The beleaguered plan for a hotel adjacent to the Miami Beach Convention Center might not be resolved until next year after the City Commission decided Wednesday to form a panel of citizens to study the issue.
The process could take longer than the tight timetable necessary to hold another referendum during the November presidential election — a goal for officials who want to see a hotel built as soon as possible.
In March, voters rejected a 288-foot hotel with 300 rooms at the northeast corner of 17th Street and Convention Center Drive, behind the Fillmore Miami Beach at Jackie Gleason Theater. About 54 percent of voters approved, falling short of the 60 percent threshold needed to approve a lease of public land in the convention center neighborhood. Hotel supporters hoped the much larger voter turnout for a presidential election would produce the extra votes for the measure.
Many voters said the hotel would have worsened already-bad traffic gridlock in South Beach. The size of the project also turned off some residents.
Never miss a local story.
But the administration of city manager Jimmy Morales, along with a host of business and tourism officials, insist they need a headquarter hotel to attract lucrative conventions. With a $600 million renovation and expansion already under way, they say the success of an upgraded convention center hinges on the existence of a hotel next door.
On Wednesday, Morales recommended an aggressive option to get a hotel lease back on the ballot inNovember. His plan would include conducting a voter survey to gauge public opinion on the proposal and renegotiating the lease with the current developer. The hotel would go on the same 2.65 acres as previously proposed.
Morales told commissioners he’s talked to Florida International University about assisting with a survey that would identify what parts of the plan voters disliked and what changes would be necessary to help it get a supermajority vote.
“We want to try to ascertain if [voters] would entertain a hotel at all, and if so, what would need to change,” he said.
Mayor Philip Levine suggested commissioners Ricky Arriola and Kristen Rosen Gonzalez lead a panel of residents to explore the public’s appetite for a hotel.

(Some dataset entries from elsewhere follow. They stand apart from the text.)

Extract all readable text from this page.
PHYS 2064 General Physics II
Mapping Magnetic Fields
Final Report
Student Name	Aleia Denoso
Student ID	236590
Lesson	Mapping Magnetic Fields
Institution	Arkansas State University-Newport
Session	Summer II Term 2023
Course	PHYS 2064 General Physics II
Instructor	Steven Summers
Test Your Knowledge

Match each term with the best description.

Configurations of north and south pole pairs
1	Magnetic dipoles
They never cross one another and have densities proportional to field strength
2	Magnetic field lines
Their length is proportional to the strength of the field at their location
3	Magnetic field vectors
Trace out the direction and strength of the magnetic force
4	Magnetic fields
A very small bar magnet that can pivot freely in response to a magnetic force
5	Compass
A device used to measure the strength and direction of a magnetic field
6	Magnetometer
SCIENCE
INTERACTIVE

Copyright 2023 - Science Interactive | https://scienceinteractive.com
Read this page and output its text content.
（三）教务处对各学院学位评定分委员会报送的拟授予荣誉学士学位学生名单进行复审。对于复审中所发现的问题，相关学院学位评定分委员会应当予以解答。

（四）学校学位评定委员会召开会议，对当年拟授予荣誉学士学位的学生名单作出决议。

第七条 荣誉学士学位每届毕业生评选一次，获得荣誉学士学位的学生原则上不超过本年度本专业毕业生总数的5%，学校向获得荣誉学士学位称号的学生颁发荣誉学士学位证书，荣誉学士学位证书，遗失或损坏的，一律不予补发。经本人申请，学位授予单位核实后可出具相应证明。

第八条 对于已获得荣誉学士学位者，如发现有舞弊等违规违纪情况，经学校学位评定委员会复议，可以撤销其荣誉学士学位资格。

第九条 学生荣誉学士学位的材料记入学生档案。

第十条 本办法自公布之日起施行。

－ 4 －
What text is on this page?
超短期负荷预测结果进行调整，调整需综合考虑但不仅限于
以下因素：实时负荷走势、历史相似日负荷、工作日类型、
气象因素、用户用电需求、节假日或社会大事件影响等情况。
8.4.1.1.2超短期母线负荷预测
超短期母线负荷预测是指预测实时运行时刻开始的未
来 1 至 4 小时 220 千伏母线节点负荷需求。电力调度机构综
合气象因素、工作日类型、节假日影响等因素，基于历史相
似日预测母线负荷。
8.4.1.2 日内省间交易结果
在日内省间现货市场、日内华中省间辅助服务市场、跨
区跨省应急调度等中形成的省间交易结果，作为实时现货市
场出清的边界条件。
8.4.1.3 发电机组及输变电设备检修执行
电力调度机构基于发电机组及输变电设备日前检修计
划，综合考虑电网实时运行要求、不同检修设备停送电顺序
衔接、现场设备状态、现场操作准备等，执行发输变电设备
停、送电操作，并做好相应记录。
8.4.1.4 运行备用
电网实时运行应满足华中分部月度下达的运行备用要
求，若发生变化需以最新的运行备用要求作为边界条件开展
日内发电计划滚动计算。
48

“If it has to be long vetting process, so be it,” Levine said. “The convention center won’t be done for a while.”
Morales said Portman, the Atlanta-based developer who was ready to privately finance the convention center hotel, is still interested in the project. Portman spent about $1 million campaigning for the hotel before the March 15 referendum. Jack Portman, vice chairman of Portman Holdings, met with many resident groups himself.
Portman was willing to work on the proposed 16-week timeline to have a lease ready in August, the deadline to make the general election.
Morales said they’ve had initial conversations with Portman, and the company is willing to work in the short timeframe on a modified hotel proposal with no public subsidy.
With the panel, survey and talks with Portman, it’s going to be tough to get everything prepared for a referendum in November.
Rosen Gonzalez, who favored slowing down and taking more time to discuss the hotel, was pleased with the idea to appoint a panel.
“I keep thinking haste makes waste,” she said. “I’m glad that we’re planning this properly.”
Portman has not responded to the Miami Herald’s request for comment.